The AEE West Energy Conference & Expo brings together professionals in the energy engineering industry to share cutting-edge energy efficiency and tech-based solutions from the commercial, industrial, and government sectors. Attracting leaders from Silicon Valley, the conference homed in on innovative ways to address key energy issues from the tech center.
#1: The next generation of energy engineers requires mentorship
When we think about innovation, we often look to the new design strategies and technologies in our fields. But what about future leaders? Putting a spotlight on mentorship, Sol Rosenbaum of GSR Group dove into how he started training and developing other energy engineers to prepare for the next generation of leadership in energy innovation.
First, be available when you can, and more importantly when you can’t. Always find time. Share your knowledge and challenge your mentee with questions and accountability. Finally, accept that failure is a productive part of the process. Support your mentee through the hardship and frame it as a learning experience.

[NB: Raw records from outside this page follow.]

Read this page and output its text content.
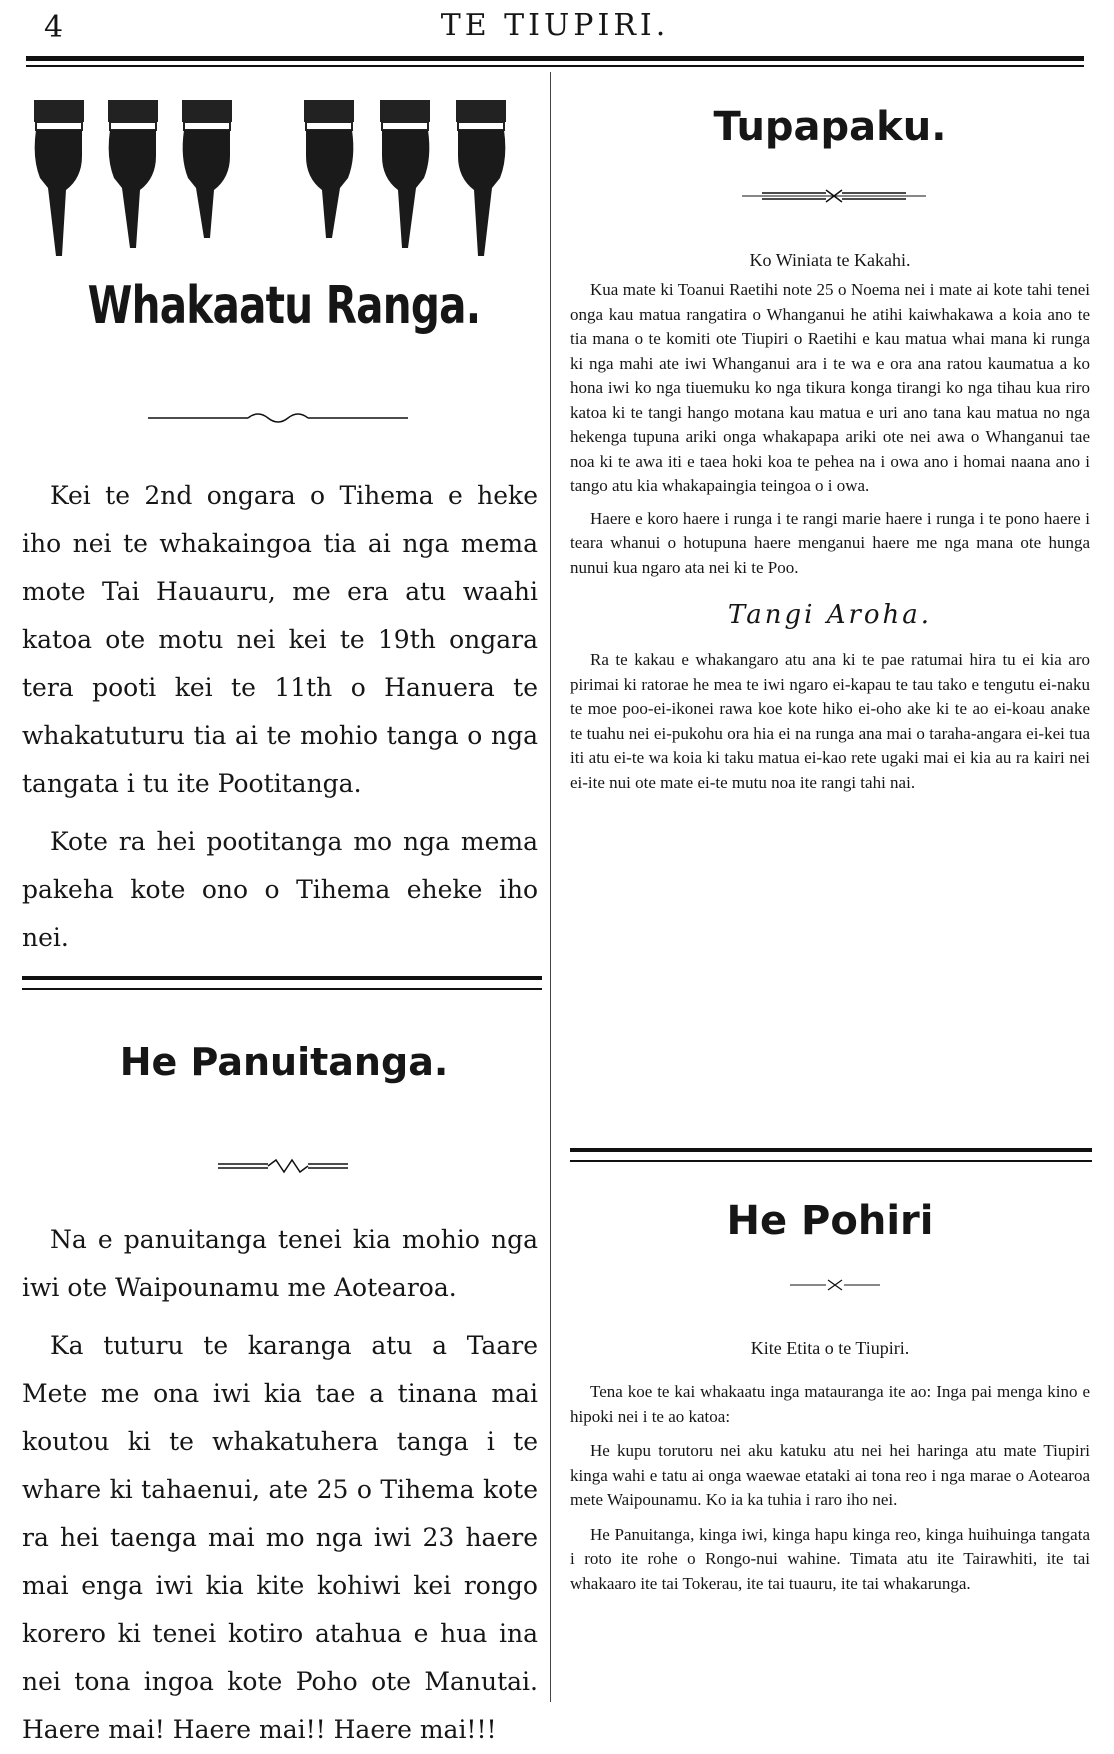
4	TE TIUPIRI.
Whakaatu Ranga.

Kei te 2nd ongara o Tihema e heke iho nei te whakaingoa tia ai nga mema mote Tai Hauauru, me era atu waahi katoa ote motu nei kei te 19th ongara tera pooti kei te 11th o Hanuera te whakatuturu tia ai te mohio tanga o nga tangata i tu ite Pootitanga.

Kote ra hei pootitanga mo nga mema pakeha kote ono o Tihema eheke iho nei.

He Panuitanga.

Na e panuitanga tenei kia mohio nga iwi ote Waipounamu me Aotearoa.

Ka tuturu te karanga atu a Taare Mete me ona iwi kia tae a tinana mai koutou ki te whakatuhera tanga i te whare ki tahaenui, ate 25 o Tihema kote ra hei taenga mai mo nga iwi 23 haere mai enga iwi kia kite kohiwi kei rongo korero ki tenei kotiro atahua e hua ina nei tona ingoa kote Poho ote Manutai. Haere mai! Haere mai!! Haere mai!!!

Tupapaku.
Ko Winiata te Kakahi.

Kua mate ki Toanui Raetihi note 25 o Noema nei i mate ai kote tahi tenei onga kau matua rangatira o Whanganui he atihi kaiwhakawa a koia ano te tia mana o te komiti ote Tiupiri o Raetihi e kau matua whai mana ki runga ki nga mahi ate iwi Whanganui ara i te wa e ora ana ratou kaumatua a ko hona iwi ko nga tiuemuku ko nga tikura konga tirangi ko nga tihau kua riro katoa ki te tangi hango motana kau matua e uri ano tana kau matua no nga hekenga tupuna ariki onga whakapapa ariki ote nei awa o Whanganui tae noa ki te awa iti e taea hoki koa te pehea na i owa ano i homai naana ano i tango atu kia whakapaingia teingoa o i owa.

Haere e koro haere i runga i te rangi marie haere i runga i te pono haere i teara whanui o hotupuna haere menganui haere me nga mana ote hunga nunui kua ngaro ata nei ki te Poo.

Tangi Aroha.

Ra te kakau e whakangaro atu ana ki te pae ratumai hira tu ei kia aro pirimai ki ratorae he mea te iwi ngaro ei-kapau te tau tako e tengutu ei-naku te moe poo-ei-ikonei rawa koe kote hiko ei-oho ake ki te ao ei-koau anake te tuahu nei ei-pukohu ora hia ei na runga ana mai o taraha-angara ei-kei tua iti atu ei-te wa koia ki taku matua ei-kao rete ugaki mai ei kia au ra kairi nei ei-ite nui ote mate ei-te mutu noa ite rangi tahi nai.

He Pohiri
Kite Etita o te Tiupiri.

Tena koe te kai whakaatu inga matauranga ite ao: Inga pai menga kino e hipoki nei i te ao katoa:

He kupu torutoru nei aku katuku atu nei hei haringa atu mate Tiupiri kinga wahi e tatu ai onga waewae etataki ai tona reo i nga marae o Aotearoa mete Waipounamu. Ko ia ka tuhia i raro iho nei.

He Panuitanga, kinga iwi, kinga hapu kinga reo, kinga huihuinga tangata i roto ite rohe o Rongo-nui wahine. Timata atu ite Tairawhiti, ite tai whakaaro ite tai Tokerau, ite tai tuauru, ite tai whakarunga.
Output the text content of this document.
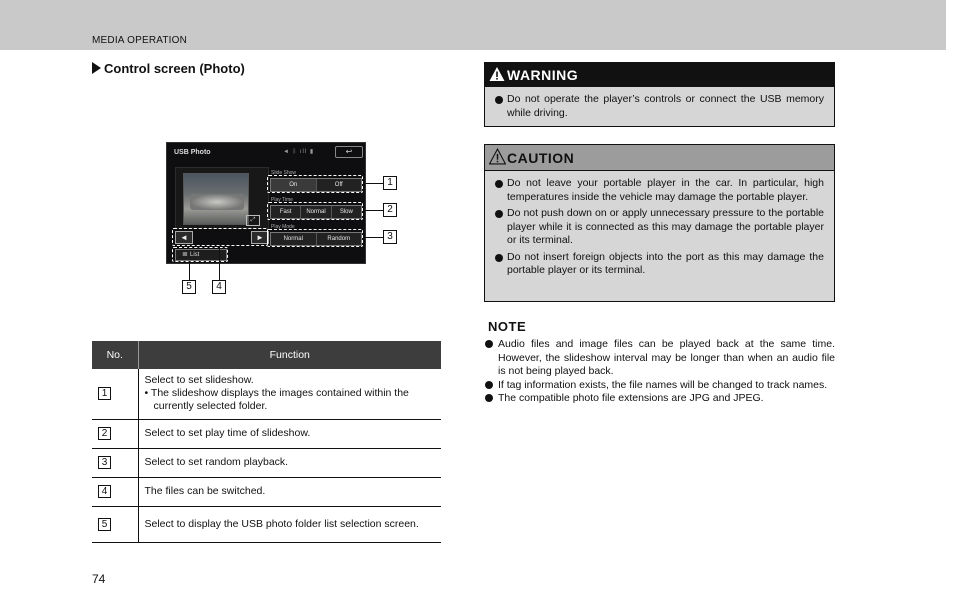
MEDIA OPERATION
Control screen (Photo)
USB Photo	◄ ᛒ ıll ▮	↩
⤢
Slide Show
On	Off
Play Time
Fast	Normal	Slow
Play Mode
Normal	Random
◄	►
≣ List
1
2
3
4
5
No.	Function
1	Select to set slideshow.
• The slideshow displays the images contained within the currently selected folder.

2	Select to set play time of slideshow.

3	Select to set random playback.

4	The files can be switched.

5	Select to display the USB photo folder list selection screen.
74
WARNING
Do not operate the player’s controls or connect the USB memory while driving.
CAUTION
Do not leave your portable player in the car. In particular, high temperatures inside the vehicle may damage the portable player.
Do not push down on or apply unnecessary pressure to the portable player while it is connected as this may damage the portable player or its terminal.
Do not insert foreign objects into the port as this may damage the portable player or its terminal.
NOTE
Audio files and image files can be played back at the same time. However, the slideshow interval may be longer than when an audio file is not being played back.
If tag information exists, the file names will be changed to track names.
The compatible photo file extensions are JPG and JPEG.
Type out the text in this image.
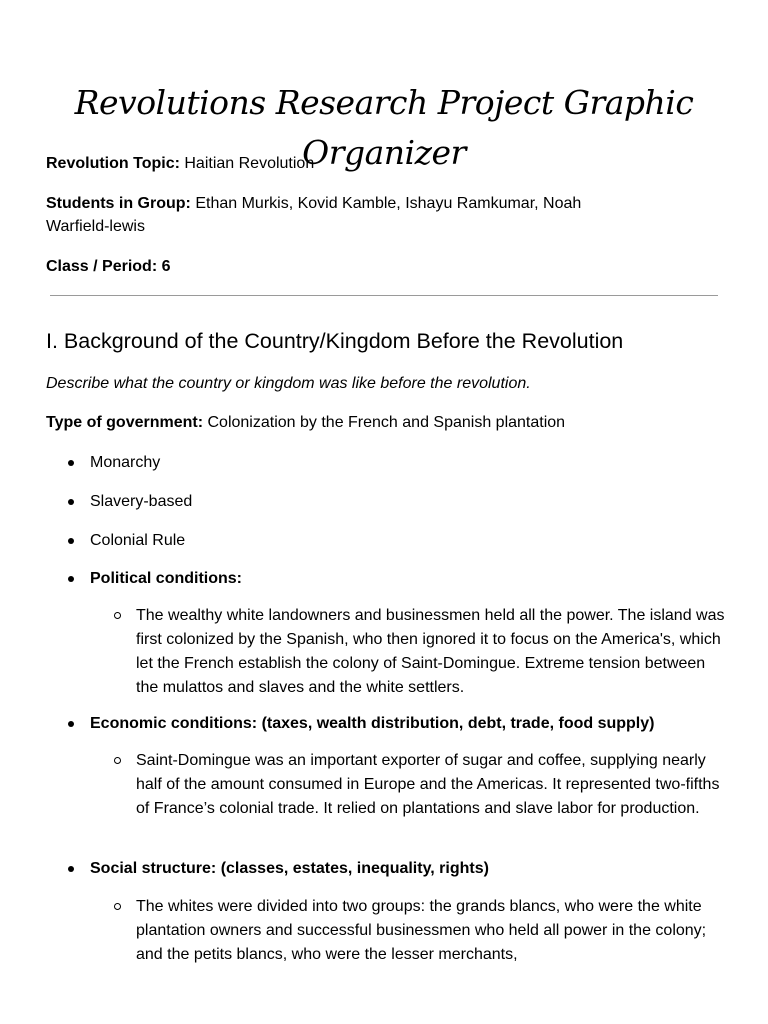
Revolutions Research Project Graphic Organizer
Revolution Topic: Haitian Revolution
Students in Group: Ethan Murkis, Kovid Kamble, Ishayu Ramkumar, Noah Warfield-lewis
Class / Period: 6
I. Background of the Country/Kingdom Before the Revolution
Describe what the country or kingdom was like before the revolution.
Type of government: Colonization by the French and Spanish plantation
Monarchy
Slavery-based
Colonial Rule
Political conditions:
The wealthy white landowners and businessmen held all the power. The island was first colonized by the Spanish, who then ignored it to focus on the America's, which let the French establish the colony of Saint-Domingue. Extreme tension between the mulattos and slaves and the white settlers.
Economic conditions: (taxes, wealth distribution, debt, trade, food supply)
Saint-Domingue was an important exporter of sugar and coffee, supplying nearly half of the amount consumed in Europe and the Americas. It represented two-fifths of France’s colonial trade. It relied on plantations and slave labor for production.
Social structure: (classes, estates, inequality, rights)
The whites were divided into two groups: the grands blancs, who were the white plantation owners and successful businessmen who held all power in the colony; and the petits blancs, who were the lesser merchants,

While there are endless enriching benefits to the mentor in the form of pride and avenues for teaching, mentoring at its core is an innate responsibility of all leaders in the field to “pay it forward.” Without guiding and inspiring others, the future of the industry is dimmed.
#2: Zero Energy does not equal Zero Carbon
While Zero Energy has been on the industry’s radar for many years now, Zero Carbon is a much more recent—and holistic—concept. As Cathy Higgins of New Buildings Institute noted, it’s important to understand that while intertwined, Zero Energy and Zero Carbon are not interchangeable terms. Beyond including embodied carbon impacts in calculations, Zero Carbon buildings require Zero Carbon grids. This means that while Zero Energy buildings can purchase power from grids that don’t source renewables, which is then offset by onsite renewables production, Zero Carbon buildings must source energy from Zero Carbon grids. This sets a higher bar for utility companies to be carbon-free and increase the adaptability of their infrastructure through wind and solar energy.
Luckily for California, the state regulator is pushing for Zero Carbon over Zero Energy, which incentivizes building owners to invest in Zero Carbon strategies and grids. While these investments may appear more costly upfront, when considering the holistic financial return of the benefits to employees in these high-performance spaces, the business case can be made for Zero Carbon buildings.
#3: The future of SMART buildings is IoT
Rita Renner of California Energy Alliance and Eric Taylor of GreenNet advised that while the Internet of Things (IoT) is still fairly new to the building world, it will play a critical role in developing highly efficient buildings. Deploying IoT in the building design and energy management system enables SMART metering, allows for occupancy sensors, and integrates with gateways to seamlessly push data from sensors to the Cloud for building operators and/or engineers to analyze. Vendors like Siemens and Trane already offer energy management systems with machine learning capacity and AI-enabled problem diagnosis.
Despite all the opportunity in IoT, there are still plenty of challenges to overcome ahead of widespread implementation. Between cost, lagging IT infrastructure, and increasing concerns around cyber security, vendors need to provide solutions to building operators to ensure cost effectiveness and security when implementing IoT.
#4: When it comes to pumps, two parts are NOT better than one
Pump manufacturers like Armstrong Fluid Technology are coming up with an exciting new way to combine VFD (Variance Frequency Drive) and pump controls. Not only will this innovation result in quicker installation practices and fewer controls, but also significantly reduce the cost of labor and streamline the manufacturing process to include only one supplier. In addition, these pumps enable seamless information sharing by only requiring one point of contact for data analysis. Who wouldn’t be pumped for that?
#5: Surprise! You’re having *digital* twins…
Among the futuristic ideas at play at the conference was the concept of digital twins, discussed in depth by Siemens and Trane. A digital twin is a virtual replicate of a physical building that can act as a test lab and simulator for existing building system upgrades that would be difficult or inefficient to perform on the physical building. While this may sound like simple information modeling, a digital twin provides a far more comprehensive analysis of building performance and will enable simple, seamless implementation of the changes from the virtual to physical space, as well as instantaneous data analytics in the opposite direction.
This concept lies at the bleeding edge of energy engineering and relies on technology to evolve for seamless translation between the physical and virtual world before realistically taking root in building systems. Needless to say, it will completely disrupt building performance tactics once feasible.